Invece di rompere con la politica di pulizia etnica del sultano, che ha portato i 1894-1896 massacri, UPC si iscrive le sue orme, Aspirando a spurgare il paese del "nemico interno" - armena, greca e assiro-caldei. La Grande Guerra prevede la possibilità.

Guillaume Davranche (AL Montreuil)

LA 'questione armena "IN GENOCIDIO

1878 Dopo la Grecia nel 1830, l'Impero Ottomano perde Romania, Serbia e Bulgaria. Armenia, ultima importante regione cristiana dell'impero, ha cominciato ad essere percepito come una minaccia.

1889 Fondazione del movimento Giovani Turchi, si oppose l'assolutismo del Sultano.

1890 Inizio della persecuzione sistematica in Armenia.

1894-1896 pogrom "Hamidian Massacri" supervisionati da parte dell'esercito del sultano Abdulhamid II sono 250.000 morti; decine di migliaia di convertiti con la forza; 50.000 donne e bambini in schiavitù; 100.000 fuggire all'estero. Il sultano fermare i massacri contro la minaccia di un intervento militare internazionale.

1908 Coup a Istanbul: il Sultano è stata costretta ad accettare un governo dominato dal nazionalista dei Giovani Turchi, il Comitato di Unione e Progresso (CUP).

1909 Adana Massacre: UPC rivela il suo vero volto orchestrando il massacro di 19.000 armeni.

1912-1913 La sconfitta ottomana nella guerra dei Balcani è attribuita ai soldati cristiani "tradimento".

Febbraio 1914: L'UPC sta cominciando a prendere in considerazione lo sterminio.

Novembre 1914 Entrata in guerra a fianco della Germania.

Aprile 1915-Febbraio 1916 Prima fase di esecuzione genocidio dell'intellighenzia armena di Istanbul; massacro di uomini mobilitati nell'esercito; la deportazione di donne e bambini in "marce della morte" verso campi di concentramento Siria.
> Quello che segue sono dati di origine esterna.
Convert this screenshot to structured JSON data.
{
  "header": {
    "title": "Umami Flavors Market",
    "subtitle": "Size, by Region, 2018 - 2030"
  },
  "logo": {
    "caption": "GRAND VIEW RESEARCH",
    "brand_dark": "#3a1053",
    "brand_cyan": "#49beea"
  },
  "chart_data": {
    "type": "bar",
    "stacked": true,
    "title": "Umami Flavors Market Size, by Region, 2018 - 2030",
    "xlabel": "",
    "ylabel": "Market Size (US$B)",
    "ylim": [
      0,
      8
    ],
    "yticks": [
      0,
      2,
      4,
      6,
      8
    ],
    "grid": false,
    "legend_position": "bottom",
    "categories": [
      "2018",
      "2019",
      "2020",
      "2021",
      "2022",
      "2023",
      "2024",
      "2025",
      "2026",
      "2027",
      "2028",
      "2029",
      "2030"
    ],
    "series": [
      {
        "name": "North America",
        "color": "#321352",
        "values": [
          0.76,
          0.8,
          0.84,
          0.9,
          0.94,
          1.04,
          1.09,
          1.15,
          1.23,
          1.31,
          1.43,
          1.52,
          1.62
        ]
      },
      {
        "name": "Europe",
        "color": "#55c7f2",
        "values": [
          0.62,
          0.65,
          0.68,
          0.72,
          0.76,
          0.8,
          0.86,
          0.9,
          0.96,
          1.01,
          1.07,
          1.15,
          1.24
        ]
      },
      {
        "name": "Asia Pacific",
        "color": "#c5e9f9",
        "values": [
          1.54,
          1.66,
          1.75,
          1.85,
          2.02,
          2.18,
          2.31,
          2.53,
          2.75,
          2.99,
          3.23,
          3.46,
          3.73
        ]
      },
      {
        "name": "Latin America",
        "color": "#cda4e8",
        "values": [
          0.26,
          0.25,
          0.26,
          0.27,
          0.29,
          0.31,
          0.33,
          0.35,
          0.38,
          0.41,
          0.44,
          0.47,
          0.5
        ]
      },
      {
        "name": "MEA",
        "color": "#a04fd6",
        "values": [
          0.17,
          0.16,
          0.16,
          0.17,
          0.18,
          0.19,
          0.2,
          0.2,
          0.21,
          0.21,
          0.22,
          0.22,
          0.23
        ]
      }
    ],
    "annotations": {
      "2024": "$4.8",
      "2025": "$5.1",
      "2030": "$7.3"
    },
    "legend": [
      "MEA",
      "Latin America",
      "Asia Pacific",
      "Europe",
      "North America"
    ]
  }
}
Bilancio: 800.000 morti e 200.000 converte e ridotti in schiavitù.

Febbraio 1916-1918 Seconda fase di genocidio: i superstiti delle "marce della morte" sono stati sterminati nel deserto. Bilancio: 400.000 morti.

Febbraio 1918-ottobre 1918 Terza fase di genocidio mentre l'esercito ottomano avanza nel Caucaso, le popolazioni armene sono sterminati lì. Bilancio: 150.000 morti.

1919-1920 Dummy processi per genocidio da parte delle autorità imperiali che cercano di dissociarsi dal CUP al mondo.

1921-1922 Operazione Nemesi: rivoluzionari armeni eseguito uno ad uno, i leader di esuli CUP in Europa.

Guillaume Davranche (AL Montreuil)

???
[ 1 ] Lo scrittore Franz Werfel pubblicato nel 1932, un romanzo, I quaranta giorni del Mussa Dagh , che evoca l'episodio della resistenza armena e confronta il genocidio armeno per l'ideologia nazista.

[ 2 ] Questa caratterizzazione, però, non è del tutto esatto da molti storici-non-s credere che il massacro degli Herero e Namas nel 1904 dall'esercito tedesco in Namibia è un genocidio. L'80% degli herero sono stati uccisi nella repressione sotto la guida del colonnello von Trotta, che ha agito su ordine e nell'ambito di un programma di sterminio.